Other panel members included, Dr. Tom Locke, health officer for Clallam and Jefferson counties, and Eric Lewis, CEO of Olympic Medical Center.

The shortage of primary care doctors is a nationwide phenomenon, but Sequim is feeling it acutely after the death of Dr. Paul Hoque in October 2008.

Efforts to find another primary care physician to replace Hoque at Sherwood Medical Clinic have failed, and the clinic is slated to close Sept. 30.

"We have no place else that we can send people," Corn said, referring to the 2,700 patients left without primary care by the closure.

Although primary care is the cornerstone of personal medical service, Corn said, few doctors are choosing to enter family practice because it is poorly paid compared to specialty medicine.

"Why would you become a primary care doctor?" Corn asked, when you can earn many times the income as a specialist.

Corn said when he was studying medicine, the University of Washington's family practice residency was considered the best in the country, but now they are having a hard time filling it.

Locke agreed, calling the primary care deficit a huge crisis.

"We don't have new primary care doctors in training," he said. The problem is more acute in rural areas, where 9 percent of the doctors serve 20 percent of the population.

Lewis identified three major problems in health care: cost, access and outcomes. The national health care bills deal best with the issue of access and would bring coverage to about 97 percent of the U.S. population, through a combination of mandates for businesses to provide employees insurance and individuals to maintain insurance coverage.

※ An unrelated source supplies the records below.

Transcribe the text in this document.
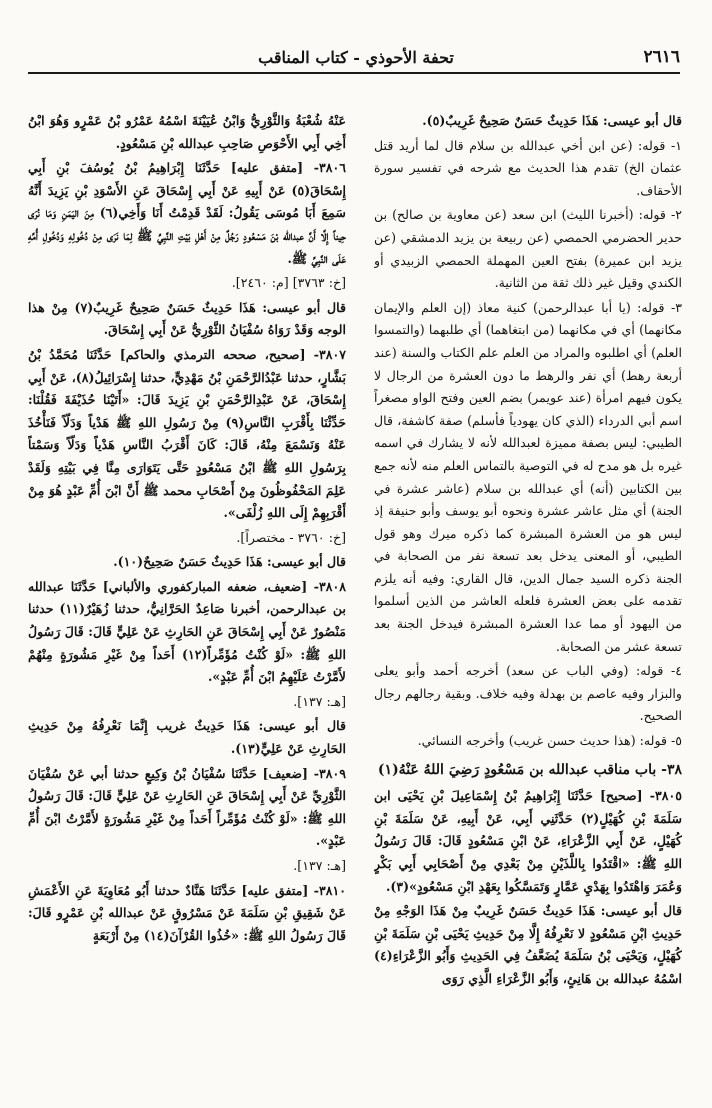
٢٦١٦
تحفة الأحوذي - كتاب المناقب

قال أبو عيسى: هَذَا حَدِيثٌ حَسَنٌ صَحِيحٌ غَرِيبٌ(٥).

١- قوله: (عن ابن أخي عبدالله بن سلام قال لما أريد قتل عثمان الخ) تقدم هذا الحديث مع شرحه في تفسير سورة الأحقاف.

٢- قوله: (أخبرنا الليث) ابن سعد (عن معاوية بن صالح) بن حدير الحضرمي الحمصي (عن ربيعة بن يزيد الدمشقي (عن يزيد ابن عميرة) بفتح العين المهملة الحمصي الزبيدي أو الكندي وقيل غير ذلك ثقة من الثانية.

٣- قوله: (يا أبا عبدالرحمن) كنية معاذ (إن العلم والإيمان مكانهما) أي في مكانهما (من ابتغاهما) أي طلبهما (والتمسوا العلم) أي اطلبوه والمراد من العلم علم الكتاب والسنة (عند أربعة رهط) أي نفر والرهط ما دون العشرة من الرجال لا يكون فيهم امرأة (عند عويمر) بضم العين وفتح الواو مصغراً اسم أبي الدرداء (الذي كان يهودياً فأسلم) صفة كاشفة، قال الطيبي: ليس بصفة مميزة لعبدالله لأنه لا يشارك في اسمه غيره بل هو مدح له في التوصية بالتماس العلم منه لأنه جمع بين الكتابين (أنه) أي عبدالله بن سلام (عاشر عشرة في الجنة) أي مثل عاشر عشرة ونحوه أبو يوسف وأبو حنيفة إذ ليس هو من العشرة المبشرة كما ذكره ميرك وهو قول الطيبي، أو المعنى يدخل بعد تسعة نفر من الصحابة في الجنة ذكره السيد جمال الدين، قال القاري: وفيه أنه يلزم تقدمه على بعض العشرة فلعله العاشر من الذين أسلموا من اليهود أو مما عدا العشرة المبشرة فيدخل الجنة بعد تسعة عشر من الصحابة.

٤- قوله: (وفي الباب عن سعد) أخرجه أحمد وأبو يعلى والبزار وفيه عاصم بن بهدلة وفيه خلاف. وبقية رجالهم رجال الصحيح.

٥- قوله: (هذا حديث حسن غريب) وأخرجه النسائي.

٣٨- باب مناقب عبدالله بن مَسْعُودٍ رَضِيَ اللهُ عَنْهُ(١)

٣٨٠٥- [صحيح] حَدَّثَنَا إِبْرَاهِيمُ بْنُ إِسْمَاعِيلَ بْنِ يَحْيَى ابن سَلَمَةَ بْنِ كُهَيْلٍ(٢) حَدَّثَنِي أَبِي، عَنْ أَبِيهِ، عَنْ سَلَمَةَ بْنِ كُهَيْلٍ، عَنْ أَبِي الزَّعْرَاءِ، عَنْ ابْنِ مَسْعُودٍ قَالَ: قَالَ رَسُولُ اللهِ ﷺ: «اقْتَدُوا بِاللَّذَيْنِ مِنْ بَعْدِي مِنْ أَصْحَابِي أَبِي بَكْرٍ وَعُمَرَ وَاهْتَدُوا بِهَدْيِ عَمَّارٍ وَتَمَسَّكُوا بِعَهْدِ ابْنِ مَسْعُودٍ»(٣).

قال أبو عيسى: هَذَا حَدِيثٌ حَسَنٌ غَرِيبٌ مِنْ هَذَا الوَجْهِ مِنْ حَدِيثِ ابْنِ مَسْعُودٍ لا نَعْرِفُهُ إِلَّا مِنْ حَدِيثِ يَحْيَى بْنِ سَلَمَةَ بْنِ كُهَيْلٍ، وَيَحْيَى بْنُ سَلَمَةَ يُضَعَّفُ فِي الحَدِيثِ وَأَبُو الزَّعْرَاءِ(٤) اسْمُهُ عبدالله بن هَانِئٍ، وَأَبُو الزَّعْرَاءِ الَّذِي رَوَى

عَنْهُ شُعْبَةُ وَالثَّوْرِيُّ وَابْنُ عُيَيْنَةَ اسْمُهُ عَمْرُو بْنُ عَمْرٍو وَهُوَ ابْنُ أَخِي أَبِي الأَحْوَصِ صَاحِبِ عبدالله بْنِ مَسْعُودٍ.

٣٨٠٦- [متفق عليه] حَدَّثَنَا إِبْرَاهِيمُ بْنُ يُوسُفَ بْنِ أَبِي إِسْحَاقَ(٥) عَنْ أَبِيهِ عَنْ أَبِي إِسْحَاقَ عَنِ الأَسْوَدِ بْنِ يَزِيدَ أَنَّهُ سَمِعَ أَبَا مُوسَى يَقُولُ: لَقَدْ قَدِمْتُ أَنَا وَأَخِي(٦) مِنَ اليَمَنِ وَمَا نُرَى حِيناً إِلَّا أَنَّ عبدالله بْنَ مَسْعُودٍ رَجُلٌ مِنْ أَهْلِ بَيْتِ النَّبِيِّ ﷺ لِمَا نَرَى مِنْ دُخُولِهِ وَدُخُولِ أُمِّهِ عَلَى النَّبِيِّ ﷺ.

[خ: ٣٧٦٣] [م: ٢٤٦٠].

قال أبو عيسى: هَذَا حَدِيثٌ حَسَنٌ صَحِيحٌ غَرِيبٌ(٧) مِنْ هذا الوجه وَقَدْ رَوَاهُ سُفْيَانُ الثَّوْرِيُّ عَنْ أَبِي إِسْحَاقَ.

٣٨٠٧- [صحيح، صححه الترمذي والحاكم] حَدَّثَنَا مُحَمَّدُ بْنُ بَشَّارٍ، حدثنا عَبْدُالرَّحْمَنِ بْنُ مَهْدِيٍّ، حدثنا إِسْرَائِيلُ(٨)، عَنْ أَبِي إِسْحَاقَ، عَنْ عَبْدِالرَّحْمَنِ بْنِ يَزِيدَ قَالَ: «أَتَيْنَا حُذَيْفَةَ فَقُلْنَا: حَدِّثْنَا بِأَقْرَبِ النَّاسِ(٩) مِنْ رَسُولِ اللهِ ﷺ هَدْياً وَدَلّاً فَنَأْخُذَ عَنْهُ وَنَسْمَعَ مِنْهُ، قَالَ: كَانَ أَقْرَبُ النَّاسِ هَدْياً وَدَلّاً وَسَمْتاً بِرَسُولِ اللهِ ﷺ ابْنُ مَسْعُودٍ حَتَّى يَتَوَارَى مِنَّا فِي بَيْتِهِ وَلَقَدْ عَلِمَ المَحْفُوظُونَ مِنْ أَصْحَابِ محمد ﷺ أَنَّ ابْنَ أُمِّ عَبْدٍ هُوَ مِنْ أَقْرَبِهِمْ إِلَى اللهِ زُلْفَى».

[خ: ٣٧٦٠ - مختصراً].

قال أبو عيسى: هَذَا حَدِيثٌ حَسَنٌ صَحِيحٌ(١٠).

٣٨٠٨- [ضعيف، ضعفه المباركفوري والألباني] حَدَّثَنَا عبدالله بن عبدالرحمن، أخبرنا صَاعِدٌ الحَرَّانِيُّ، حدثنا زُهَيْرٌ(١١) حدثنا مَنْصُورٌ عَنْ أَبِي إِسْحَاقَ عَنِ الحَارِثِ عَنْ عَلِيٍّ قَالَ: قَالَ رَسُولُ اللهِ ﷺ: «لَوْ كُنْتُ مُؤَمِّراً(١٢) أَحَداً مِنْ غَيْرِ مَشُورَةٍ مِنْهُمْ لأَمَّرْتُ عَلَيْهِمُ ابْنَ أُمِّ عَبْدٍ».

[هـ: ١٣٧].

قال أبو عيسى: هَذَا حَدِيثٌ غريب إِنَّمَا نَعْرِفُهُ مِنْ حَدِيثِ الحَارِثِ عَنْ عَلِيٍّ(١٣).

٣٨٠٩- [ضعيف] حَدَّثَنَا سُفْيَانُ بْنُ وَكِيعٍ حدثنا أبي عَنْ سُفْيَانَ الثَّوْرِيِّ عَنْ أَبِي إِسْحَاقَ عَنِ الحَارِثِ عَنْ عَلِيٍّ قَالَ: قَالَ رَسُولُ اللهِ ﷺ: «لَوْ كُنْتُ مُؤَمِّراً أَحَداً مِنْ غَيْرِ مَشُورَةٍ لأَمَّرْتُ ابْنَ أُمِّ عَبْدٍ».

[هـ: ١٣٧].

٣٨١٠- [متفق عليه] حَدَّثَنَا هَنَّادٌ حدثنا أَبُو مُعَاوِيَةَ عَنِ الأَعْمَشِ عَنْ شَقِيقِ بْنِ سَلَمَةَ عَنْ مَسْرُوقٍ عَنْ عبدالله بْنِ عَمْرٍو قَالَ: قَالَ رَسُولُ اللهِ ﷺ: «خُذُوا القُرْآنَ(١٤) مِنْ أَرْبَعَةٍ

Lewis said the national proposal falls short in the areas of cost controls and outcomes. The government is addressing problems with a chisel, when a sledge hammer is needed, Lewis said, and they are not making major changes in the larger system of health care.

Lewis cited a proposal that all hospitals cut their costs by 1 percent, and that home health care would be cut 11 percent over four years.

"Some of these details have me concerned," Lewis said.

"We know it's much cheaper to prevent disease than to treat it," said Locke.

"Our system gives lip service to prevention but actually spends only about 1 percent of health care dollars on it.

"We have the world's most expensive health care system, with 50 percent of the world's health care spending going to 5 percent of the world's population."

When compared to the health care systems in Europe and Canada, Lewis said, those systems cost about half as much, have universal coverage and better outcomes. Half their costs go to primary care and half to specialists, but in the U.S. only 25 percent goes to primary care.

"I think primary care should be paid the same or more than specialists," he said.